La suite du programme prévoit un Trio de Brahms, pour piano, violon et cor, "évoquant un chemin vers la lumière", explique Gaetano. Dans le public, une écoute quasi religieuse s'installe dès le début du morceau romantique et mélancolique, inspiré par le paysage de la Forêt Noire. Entre les deux morceaux, chacun des musiciens s'amuse à présenter son instrument. Combat de coq à qui en dira plus, entre la violoniste sur les cordes et le corniste sur les cuivres. Le public, réceptif, s'en amuse. Curieux, M. ose la question, à propos des instruments à corde : pouvez-vous me parler du théorbe ? Sylvie Dusseau, surprise : "mais c'est un instrument baroque !" Le deuxième morceau, "Trio pictural", est d'un compositeur contemporain, Philippe Durand. Gaetano Pattavina avait prévenu son auditoire : "Vous nous direz quelles couleurs vous y voyez". Message reçu : sourcils froncés, leurs regards traduisent l'étonnement, puis l'intérêt, enfin le plaisir une fois acceptés les mouvements de la musique. Certains bougent la tête dans le rythme, se laissent porter mais restent vigilants et concentrés.
Evasion...
Enfin vient la pièce du compositeur argentin Astor Piazzolla, "Oblivion". Explication du professeur : "Alors que jusqu'ici, la musique jouée menait toujours à une ouverture lumineuse, cette œuvre est plus nostalgique, elle évoque le douloureux sentiment de l'oubli". La ligne mélodique du tango, portée par le violon, provoque soudain une autre écoute, dans le recueillement ou l'abandon. Un détenu, sa joue posée dans la paume de la main, semble ailleurs. Un autre, visiblement bouleversé, aurait fondu en larmes dans d'autres circonstances. D'autres touchent un voisin de la main ou s'échangent un signe comme pour partager le bonheur d'être là.

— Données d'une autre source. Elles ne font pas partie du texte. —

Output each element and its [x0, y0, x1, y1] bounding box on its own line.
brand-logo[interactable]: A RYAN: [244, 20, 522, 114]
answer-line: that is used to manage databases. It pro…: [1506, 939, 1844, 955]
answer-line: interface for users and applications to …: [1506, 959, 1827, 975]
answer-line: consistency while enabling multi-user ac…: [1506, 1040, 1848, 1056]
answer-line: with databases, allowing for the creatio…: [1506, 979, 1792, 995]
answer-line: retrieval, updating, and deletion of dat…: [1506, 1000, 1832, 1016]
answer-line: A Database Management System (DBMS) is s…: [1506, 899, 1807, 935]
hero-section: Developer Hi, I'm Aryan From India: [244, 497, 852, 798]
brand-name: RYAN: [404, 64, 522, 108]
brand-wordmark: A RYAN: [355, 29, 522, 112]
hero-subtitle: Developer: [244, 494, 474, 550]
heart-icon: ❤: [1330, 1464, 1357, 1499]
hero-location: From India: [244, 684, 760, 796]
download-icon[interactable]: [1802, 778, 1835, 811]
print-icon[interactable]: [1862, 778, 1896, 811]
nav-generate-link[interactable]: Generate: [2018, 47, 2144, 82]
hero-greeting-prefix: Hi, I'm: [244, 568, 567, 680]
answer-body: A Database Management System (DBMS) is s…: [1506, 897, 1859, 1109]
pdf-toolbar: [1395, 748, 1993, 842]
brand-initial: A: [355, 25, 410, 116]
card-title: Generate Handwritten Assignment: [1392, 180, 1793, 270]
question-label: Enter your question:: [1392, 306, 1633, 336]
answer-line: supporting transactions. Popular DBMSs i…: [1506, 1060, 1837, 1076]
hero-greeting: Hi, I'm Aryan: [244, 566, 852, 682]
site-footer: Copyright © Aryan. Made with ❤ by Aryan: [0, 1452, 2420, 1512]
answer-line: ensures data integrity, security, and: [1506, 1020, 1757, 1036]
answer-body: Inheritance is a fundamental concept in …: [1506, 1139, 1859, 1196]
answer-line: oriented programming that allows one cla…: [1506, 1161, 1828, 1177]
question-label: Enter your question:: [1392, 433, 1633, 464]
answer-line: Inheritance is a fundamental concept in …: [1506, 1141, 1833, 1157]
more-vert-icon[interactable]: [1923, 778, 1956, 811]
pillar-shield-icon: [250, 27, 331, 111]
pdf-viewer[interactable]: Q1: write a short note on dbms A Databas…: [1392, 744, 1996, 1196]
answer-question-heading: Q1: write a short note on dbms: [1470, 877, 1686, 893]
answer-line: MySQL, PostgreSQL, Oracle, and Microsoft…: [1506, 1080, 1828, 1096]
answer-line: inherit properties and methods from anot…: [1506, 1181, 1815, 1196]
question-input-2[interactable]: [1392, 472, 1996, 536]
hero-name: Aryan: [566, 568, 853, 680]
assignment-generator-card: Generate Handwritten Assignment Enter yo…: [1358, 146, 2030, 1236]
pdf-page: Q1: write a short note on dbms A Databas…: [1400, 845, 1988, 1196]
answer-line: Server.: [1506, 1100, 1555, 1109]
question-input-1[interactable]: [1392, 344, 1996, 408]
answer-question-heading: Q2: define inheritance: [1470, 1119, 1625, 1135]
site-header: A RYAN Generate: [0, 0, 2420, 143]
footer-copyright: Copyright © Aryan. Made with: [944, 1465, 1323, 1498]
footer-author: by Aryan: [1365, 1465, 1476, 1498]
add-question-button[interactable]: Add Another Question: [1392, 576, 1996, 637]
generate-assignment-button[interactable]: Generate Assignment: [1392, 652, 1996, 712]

"Vous nous avez fait voyager !", "on était ailleurs", "une véritable évasion", lancent quelques-uns spontanément, lors de l'échange qui suit le concert. "Vous m'avez mis la musique dans le cœur", ajoute le plus ému. Et une question, d'emblée, à l'attention des musiciens : "Nous, vous nous avez bercés. Et vous, ça vous fait quoi, cette musique ? "On se régale", répond Sylvie Dusseau, la violoniste. "Mais il nous arrive parfois de ne pas être satisfaits de ce qu'on joue, parfois ça ne marche pas", corrige Gilles Bertocchi, le corniste. Les détenus sont demandeurs d'informations, un monde s'ouvre à eux : "Avez-vous fait d'autres détentions ? Vous jouez où, d'habitude ? Musicien, est-ce une passion ou un métier ?" Gilles est visiblement à l'aise avec son instrument là où on ne l'attend pas. Marqué aussi par ses précédentes interventions en milieu carcéral, il sait trouver les mots pour dire sa passion : "Voyez-la comme un sport, j'ai fait beaucoup d'arts martiaux, ça m'a tenté aussi. Il faut énormément de travail, ça devient un métier, mais ça peut rester une passion". Il évoque d'autres types de musique, "un cor ça peut aussi accompagner du rock metal si on veut", témoigne-t-il. Sa parole enthousiasme, son jeu contradictoire avec la violoniste Sylvie Dusseau sonne vrai, la musique est une matière vivante. L'heure avance, le temps imparti sera bientôt écoulé. On ne badine pas avec les horaires dans une prison. On remballe. Les musiciens joueront ce soir dans une salle traditionnelle. Michel et Jean-Paul attendront leur cours mardi prochain, et les autres détenus le prochain spectacle.